Quinn Michele came into the world at 2:45pm on August 22nd, screaming loudly before she was even all of the way out.  The doctor placed her on my belly and I just held on to her.  It felt so natural and right and I relished this sweet little girl and how I already felt like I knew what I was doing with her.  I got to hold her for quite awhile (unlike with Harper, where they whisked her away to work on her for about 30 minutes, since she was stuck so long), and I cupped her goopy bottom and rubbed her little head and could not believe this baby that we had been waiting for for so long was finally here.

She had a head full of dark, straight hair and looked like a little copy of her big sister.  She has her daddy's ears and her mom's long fingers and toes.  She has the same little sucked-in chin that her sister had at birth.  She wailed and wailed and made her presence known that afternoon until she was wrapped up tight and in our arms.

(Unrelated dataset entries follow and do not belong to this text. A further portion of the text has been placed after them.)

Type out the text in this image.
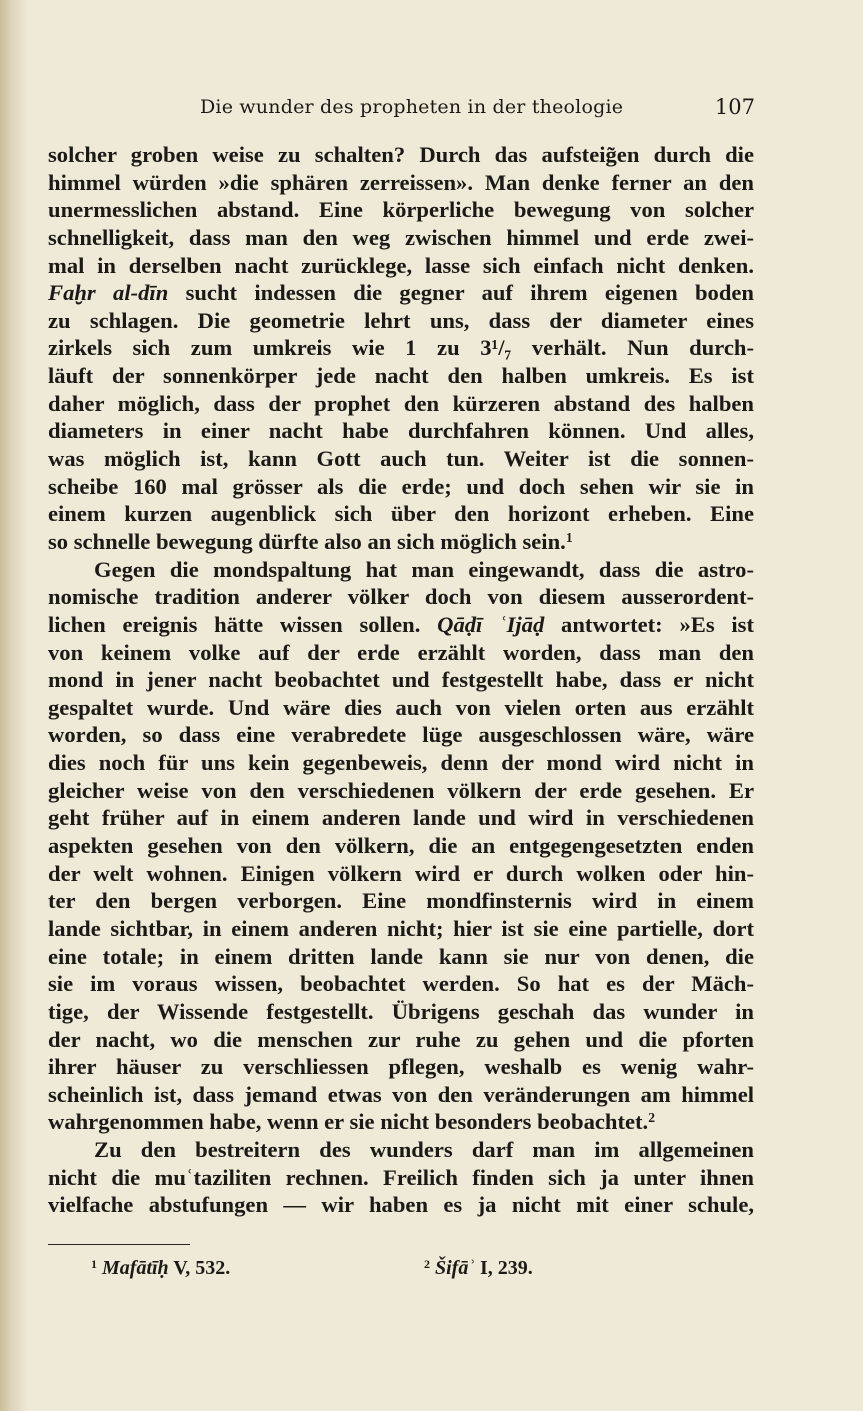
Die wunder des propheten in der theologie	107
solcher groben weise zu schalten? Durch das aufsteig̃en durch die
himmel würden »die sphären zerreissen». Man denke ferner an den
unermesslichen abstand. Eine körperliche bewegung von solcher
schnelligkeit, dass man den weg zwischen himmel und erde zwei-
mal in derselben nacht zurücklege, lasse sich einfach nicht denken.
Faḫr al-dīn sucht indessen die gegner auf ihrem eigenen boden
zu schlagen. Die geometrie lehrt uns, dass der diameter eines
zirkels sich zum umkreis wie 1 zu 3¹/₇ verhält. Nun durch-
läuft der sonnenkörper jede nacht den halben umkreis. Es ist
daher möglich, dass der prophet den kürzeren abstand des halben
diameters in einer nacht habe durchfahren können. Und alles,
was möglich ist, kann Gott auch tun. Weiter ist die sonnen-
scheibe 160 mal grösser als die erde; und doch sehen wir sie in
einem kurzen augenblick sich über den horizont erheben. Eine
so schnelle bewegung dürfte also an sich möglich sein.$^1$
Gegen die mondspaltung hat man eingewandt, dass die astro-
nomische tradition anderer völker doch von diesem ausserordent-
lichen ereignis hätte wissen sollen. Qāḍī ʿIjāḍ antwortet: »Es ist
von keinem volke auf der erde erzählt worden, dass man den
mond in jener nacht beobachtet und festgestellt habe, dass er nicht
gespaltet wurde. Und wäre dies auch von vielen orten aus erzählt
worden, so dass eine verabredete lüge ausgeschlossen wäre, wäre
dies noch für uns kein gegenbeweis, denn der mond wird nicht in
gleicher weise von den verschiedenen völkern der erde gesehen. Er
geht früher auf in einem anderen lande und wird in verschiedenen
aspekten gesehen von den völkern, die an entgegengesetzten enden
der welt wohnen. Einigen völkern wird er durch wolken oder hin-
ter den bergen verborgen. Eine mondfinsternis wird in einem
lande sichtbar, in einem anderen nicht; hier ist sie eine partielle, dort
eine totale; in einem dritten lande kann sie nur von denen, die
sie im voraus wissen, beobachtet werden. So hat es der Mäch-
tige, der Wissende festgestellt. Übrigens geschah das wunder in
der nacht, wo die menschen zur ruhe zu gehen und die pforten
ihrer häuser zu verschliessen pflegen, weshalb es wenig wahr-
scheinlich ist, dass jemand etwas von den veränderungen am himmel
wahrgenommen habe, wenn er sie nicht besonders beobachtet.$^2$
Zu den bestreitern des wunders darf man im allgemeinen
nicht die muʿtaziliten rechnen. Freilich finden sich ja unter ihnen
vielfache abstufungen — wir haben es ja nicht mit einer schule,
$^1$ Mafātīḥ V, 532.	$^2$ Šifāʾ I, 239.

From the moment she was out, I burst into tears.  I was shaking and heaving these big heavy sobs, laughing all the while at how ridiculous I was.  With Harper, I shed a few tears, but was mostly in pain and exhausted.  This time, I had been so 'present' during the birth and the relief and overwhelming sensations of it all got the best of me.  I definitely would not have imagined I would cry those crazy tears.  It was love at first sight. 

We've had her name picked out for quite some time, since Quinn was on my list with our first pregnancy.  I know it's getting more popular but I still love it and think it pairs nicely with Harper.  The middle name was trickier, since most names made it sound like "Queen" ____.  We finally realized that Tony's mom's name, Michele, sounded pretty and we like that it has meaning.  So Quinn Michele it is.

Ultrasounds had predicted our little girl would be around 7 pounds, since my diabetes was well controlled. But as she was making her way out, my doctor laughed that there was no way this was a 7 pound baby.  I asked if she meant bigger or smaller, and she laughed "bigger!"  She was 8 pounds 13 ounces, just slightly smaller than her sister, but much taller at 20.5 inches long.  She has perfect little squishy cheeks.  I guess I just have big babies, and I'm more than ok with that!   

She's been a great eater, if not a little sleepy, and we are working on getting into a routine with sleeping.  Already it's been such a different experience in bringing her home.  With Harper, I was a nervous, emotional wreck, afraid of everything and insecure.  This time, it just seems so natural.  Sure, I've forgotten some things and it's not been perfect, but I have this confidence that has made the transition so much easier.  It's such a relief.

Harper has been very sweet with her new sister. 

Harper, left; Quinn, right

Harper's shown nothing but love, albeit a little heavy-handed.  She yells "baby!" when Quinn cries and always wants to hug and kiss her.  Harper definitely had a week or so of acting out, throwing temper tantrums like we've never seen before.  Yet as things have settled down and we've gotten back into our normal home routine, she's started acting like her sweet old self again.  I've made sure to dedicate time to just her and I, and I think that's helped a lot. Tony goes back to work at the end of this week, so it will be interesting to see how life plays out when we really are back to normal, only this time with one more daughter.

Quinn, we love you so very much and cannot wait to see the little girl you will become.


  1. I always cry happy tears over everyone's birth stories, and Quinn's is no different. :) I love her name and she's BEAUTIFUL!! You are a trooper holding out on that epidural!! Yikes! I'm glad you're feeling confident with Quinn, that must make such a difference. I swear Katherine could smell my fear. ;) Congratulations again!!!!! I'm so excited for you!!

  2. Love the story! And the thumbs up picture! :)

  3. Finally read this! So sweet! Love that you hated the pain of labor. ;)
    And I love that they are pretty much twin babies.

  4. LOVED reading this! Thank you for sharing your story!